The idea of carving Presidents on the face of a mountain started as an idea to draw visitors. In the 1920s Gutzon Borglum was carving a Confederate memorial on Stone Mountain in Georgia. The memorial's backers wanted a carving and called in the master sculptor of Stone Mountain (located east of Atlanta, Georgia).
So how does one go about creating these huge giants in the Black Hills? First, Borglum based the models on life masks, paintings, photographs, descriptions, and his own interpretations. Plaster copies of the models were always displayed on the mountain as a guide for workers. But Borglum did not merely transpose the models directly into granite. The differences between the models in the sculptor's studio and the heads on the mountain show how Borglum fine-tuned the four granite giants into true works of art.
How to transfer the models to the mountain? Borglum used his "pointing" machine: the models were sized at a ratio of 1:12--one inch on the model would equal one foot on the mountain. Borglum's work was truly a work of art, and very magnificent.

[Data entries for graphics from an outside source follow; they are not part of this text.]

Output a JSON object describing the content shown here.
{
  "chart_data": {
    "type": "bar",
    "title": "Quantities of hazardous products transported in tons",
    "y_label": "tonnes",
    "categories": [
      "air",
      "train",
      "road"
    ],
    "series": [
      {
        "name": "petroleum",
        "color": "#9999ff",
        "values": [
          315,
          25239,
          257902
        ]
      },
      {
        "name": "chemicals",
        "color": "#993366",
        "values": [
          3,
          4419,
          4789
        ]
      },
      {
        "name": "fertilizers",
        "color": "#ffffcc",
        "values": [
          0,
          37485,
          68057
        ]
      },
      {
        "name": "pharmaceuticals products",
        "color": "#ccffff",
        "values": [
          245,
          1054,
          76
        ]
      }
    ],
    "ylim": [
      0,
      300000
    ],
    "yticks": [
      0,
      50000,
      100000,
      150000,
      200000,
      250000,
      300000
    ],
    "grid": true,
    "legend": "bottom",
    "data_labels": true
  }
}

Borglum picked Mount Rushmore, which was named for New York lawyer Charles E. Rushmore. The wall of exposed granite faced southeast to receive direct sunlight for most of the day. Borglum made his name through the celebration of things American. To him, "American" meant "big." Borglum choice of subjects promised to elevate the memorial to a national cause "in commemoration of the foundation, preservation, and continental expansion f the United States." Borglum envisioned four U.S. presidents beside an entablature inscribed with a brief history of the country. In a separate wall behind the figures, a Hall of Records would preserve national documents and artifacts.
Work began in 1938 with workers blasting a 70-foot-long cavern using dynamite. The government was wary of the ambitious project, and insisted that Borglum finish the heads before he continued working on the Hall of Records. But Borglum died unexpectedly in 1941, and though his son put the finishing touches on the sculptural portraits (originally intended to depict the presidents to their waists), the Hall of Records project was abandoned.

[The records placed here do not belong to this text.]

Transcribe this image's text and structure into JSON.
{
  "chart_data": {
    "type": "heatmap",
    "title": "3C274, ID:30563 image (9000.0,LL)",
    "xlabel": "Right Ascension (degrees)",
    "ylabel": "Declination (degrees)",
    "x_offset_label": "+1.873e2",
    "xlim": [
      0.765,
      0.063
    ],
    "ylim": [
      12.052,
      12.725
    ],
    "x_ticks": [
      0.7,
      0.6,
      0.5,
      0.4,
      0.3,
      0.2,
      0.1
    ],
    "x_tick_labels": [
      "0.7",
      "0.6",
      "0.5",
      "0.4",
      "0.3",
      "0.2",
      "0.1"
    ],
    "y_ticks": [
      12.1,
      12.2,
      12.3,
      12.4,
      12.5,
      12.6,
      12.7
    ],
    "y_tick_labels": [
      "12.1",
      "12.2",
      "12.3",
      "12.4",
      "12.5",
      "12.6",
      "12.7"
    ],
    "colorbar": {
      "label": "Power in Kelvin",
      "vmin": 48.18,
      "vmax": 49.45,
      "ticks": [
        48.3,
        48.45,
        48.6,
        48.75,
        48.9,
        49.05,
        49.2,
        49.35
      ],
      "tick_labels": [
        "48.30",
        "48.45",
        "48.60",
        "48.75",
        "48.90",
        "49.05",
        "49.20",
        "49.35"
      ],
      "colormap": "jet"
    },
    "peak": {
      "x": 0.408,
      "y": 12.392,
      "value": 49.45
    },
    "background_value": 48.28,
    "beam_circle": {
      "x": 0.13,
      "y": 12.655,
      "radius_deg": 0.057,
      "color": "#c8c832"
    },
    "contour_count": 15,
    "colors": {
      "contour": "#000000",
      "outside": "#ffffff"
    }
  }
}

The unfinished hall sat empty and untouched for decades. Then in 1998, 16 porcelain panels were placed inside the chamber. They describe the construction of the Mount Rushmore Memorial and why those presidents were chosen, and document a history of the United States. These are intended not for the general public, but as a time capsule for people of the distant future, as the sculptor intended.

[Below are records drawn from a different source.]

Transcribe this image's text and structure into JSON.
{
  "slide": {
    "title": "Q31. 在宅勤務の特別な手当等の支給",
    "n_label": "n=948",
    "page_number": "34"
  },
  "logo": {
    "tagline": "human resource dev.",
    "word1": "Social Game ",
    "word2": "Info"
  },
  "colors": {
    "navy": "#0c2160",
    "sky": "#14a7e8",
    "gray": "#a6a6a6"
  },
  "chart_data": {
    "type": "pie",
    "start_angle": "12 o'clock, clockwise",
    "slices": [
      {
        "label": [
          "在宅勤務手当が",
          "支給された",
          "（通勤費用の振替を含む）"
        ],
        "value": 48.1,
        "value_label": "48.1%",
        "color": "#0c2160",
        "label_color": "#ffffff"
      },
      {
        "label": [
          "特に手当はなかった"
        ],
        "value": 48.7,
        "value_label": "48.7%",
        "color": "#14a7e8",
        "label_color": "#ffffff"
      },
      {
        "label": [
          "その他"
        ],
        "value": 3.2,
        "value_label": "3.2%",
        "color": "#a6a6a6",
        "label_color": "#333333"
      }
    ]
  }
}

The panels are sealed inside a teak box inside a titanium vault, covered by a 1,200-pound granite slab carved with a quote from Borglum’s original plans: “…let us place there, carved high, as close to heaven as we can, the words of our leaders, their faces, to show posterity what manner of men they were. Then breathe a prayer that these records will endure until the wind and rain alone shall wear them away.”